How can plans for individual plot-based housing be incorporated into the DP?
The neighbourhood scale is perfect, it dovetails into the political structure of the local representative or the corporator who can take inputs from local resident groups, translate them and bring them further up within the bureaucratic-political chain. 

The edges of these various blocks then interact to resolve issues of overlap. Start at the level of the neighbourhood to see what it needs. Then see where these need to dovetail within other neighbourhoods, and so on. It would mean educating the corporators and other political representatives, it cannot happen overnight. But start at the level of the neighbourhood and go upwards.

The exhibition showcased 18 case studies of housing projects in Mumbai.
Photo: Jashvitha Dhagey

We have used FSI as a measure of development. What is your view on that?
We all know that the only thing that the Floor Space Index (FSI) has been used for is to measure the amount of sale area that a developer can get. It has no bearings on density because, obviously, more FSI would not necessarily mean more people. It could be six-bedroom apartments or duplexes which don’t translate into greater density. I believe that density is a much better operational idea than FSI. As I said, we should ideally move to a transparent format of development, form base building code, and use density as a means to assess what that development could be.

What changes would you like to see?
The idea of the disconnection between people and their surroundings is multi-scalar. Today when I live in a building and park cars in its podium, I get into my car at that level, speed over the coastal road or the sea link, and get to my podium car park at work. 

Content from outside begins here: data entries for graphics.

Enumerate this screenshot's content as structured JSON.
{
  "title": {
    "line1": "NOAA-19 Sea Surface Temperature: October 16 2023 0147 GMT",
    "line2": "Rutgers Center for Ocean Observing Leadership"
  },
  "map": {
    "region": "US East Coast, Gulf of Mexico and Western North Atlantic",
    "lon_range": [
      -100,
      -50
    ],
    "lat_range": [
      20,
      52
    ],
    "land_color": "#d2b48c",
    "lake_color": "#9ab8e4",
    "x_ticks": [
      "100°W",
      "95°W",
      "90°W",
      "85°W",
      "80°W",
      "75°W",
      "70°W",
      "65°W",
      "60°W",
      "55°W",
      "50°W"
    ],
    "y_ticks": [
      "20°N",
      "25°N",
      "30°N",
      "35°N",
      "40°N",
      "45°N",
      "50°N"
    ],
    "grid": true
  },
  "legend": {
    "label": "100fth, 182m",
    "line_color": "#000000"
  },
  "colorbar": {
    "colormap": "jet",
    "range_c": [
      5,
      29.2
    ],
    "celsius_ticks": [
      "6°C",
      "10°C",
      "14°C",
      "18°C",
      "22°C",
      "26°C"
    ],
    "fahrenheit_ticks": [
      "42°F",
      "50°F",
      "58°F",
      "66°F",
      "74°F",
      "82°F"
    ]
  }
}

The entire structure of development is built on disconnection – with your neighbour and city. New buildings are advertised as “Miami in Mahim” or “Upper Cuffe Parade in Wadala” where that disconnection is presented as an USP. These are development archipelagos but the city is beyond these archipelagos and cars. So, one way out is that the experience of the city needs to be closely tied to your everyday routine. We need to upgrade the city in between our workplaces and residences. Until we don’t start looking at the integration of a building with the neighbourhood, connecting people to their surroundings is not going to be possible. This is the big change that needs to happen.

Jashvitha Dhagey developed a deep interest in the way cities function, watching Mumbai at work. She holds a post-graduate diploma in Social Communications Media from Sophia Polytechnic. She loves to watch and chronicle the multiple interactions between people, between people and power, and society and media.